Stochastic modelling of blockchain consensus

TL;DR

This paper introduces a stochastic model based on random-walk theory to analyze blockchain consensus dynamics, identifying regimes of optimal and congested states and exploring phase transitions in decentralized networks.

Contribution

It presents a minimalistic stochastic framework for understanding blockchain consensus, classifies system performance regimes, and investigates phase transitions during consensus emergence.

Findings

Identifies functional and non-functional regimes in blockchain systems.

Discovers a phase transition during consensus formation.

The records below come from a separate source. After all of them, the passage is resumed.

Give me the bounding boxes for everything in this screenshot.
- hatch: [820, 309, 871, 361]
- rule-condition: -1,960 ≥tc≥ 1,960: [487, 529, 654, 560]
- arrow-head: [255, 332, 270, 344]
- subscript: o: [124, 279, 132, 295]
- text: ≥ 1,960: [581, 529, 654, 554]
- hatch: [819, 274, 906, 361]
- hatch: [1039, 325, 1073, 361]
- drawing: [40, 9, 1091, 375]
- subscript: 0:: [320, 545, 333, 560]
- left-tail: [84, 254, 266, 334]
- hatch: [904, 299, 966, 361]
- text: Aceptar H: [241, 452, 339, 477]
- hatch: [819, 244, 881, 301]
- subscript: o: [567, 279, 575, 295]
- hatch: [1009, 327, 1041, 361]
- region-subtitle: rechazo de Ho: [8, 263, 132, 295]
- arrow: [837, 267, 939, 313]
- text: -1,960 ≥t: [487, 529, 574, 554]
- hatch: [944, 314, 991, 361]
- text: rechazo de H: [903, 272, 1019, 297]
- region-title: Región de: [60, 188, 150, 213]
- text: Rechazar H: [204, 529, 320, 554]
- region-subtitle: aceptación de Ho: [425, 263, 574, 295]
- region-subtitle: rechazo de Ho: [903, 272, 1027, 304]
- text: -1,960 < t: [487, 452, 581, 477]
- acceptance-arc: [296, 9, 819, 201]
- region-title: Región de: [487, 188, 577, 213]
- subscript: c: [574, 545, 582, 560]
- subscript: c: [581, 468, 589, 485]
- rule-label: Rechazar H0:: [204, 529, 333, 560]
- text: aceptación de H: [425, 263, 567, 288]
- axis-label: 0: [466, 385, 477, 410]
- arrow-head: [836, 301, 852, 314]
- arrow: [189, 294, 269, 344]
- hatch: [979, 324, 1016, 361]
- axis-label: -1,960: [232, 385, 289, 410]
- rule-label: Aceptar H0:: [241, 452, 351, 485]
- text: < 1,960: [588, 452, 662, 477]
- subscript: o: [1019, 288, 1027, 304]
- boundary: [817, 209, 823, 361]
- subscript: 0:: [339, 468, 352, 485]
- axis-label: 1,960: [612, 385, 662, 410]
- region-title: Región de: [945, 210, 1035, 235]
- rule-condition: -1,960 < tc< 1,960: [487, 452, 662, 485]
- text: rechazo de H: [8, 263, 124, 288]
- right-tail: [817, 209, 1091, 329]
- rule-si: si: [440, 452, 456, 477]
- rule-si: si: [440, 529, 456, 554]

Provides insights into sub-optimal states in decentralized networks.

Abstract

Blockchain and general purpose distributed ledgers are foundational technologies which bring significant innovation in the infrastructures and other underpinnings of our socio-economic systems. These P2P technologies are able to securely diffuse information within and across networks, without need for trustees or central authorities to enforce consensus. In this contribution, we propose a minimalistic stochastic model to understand the dynamics of blockchain-based consensus. By leveraging on random-walk theory, we model block propagation delay on different network topologies and provide a classification of blockchain systems in terms of two emergent properties. Firstly, we identify two performing regimes: a functional regime corresponding to an optimal system function; and a non-functional regime characterised by a congested or branched state of sub-optimal blockchains. Secondly, we discover a phase transition during the emergence of consensus and numerically investigate the corresponding critical point. Our results provide important insights into the consensus mechanism and sub-optimal states in decentralised systems.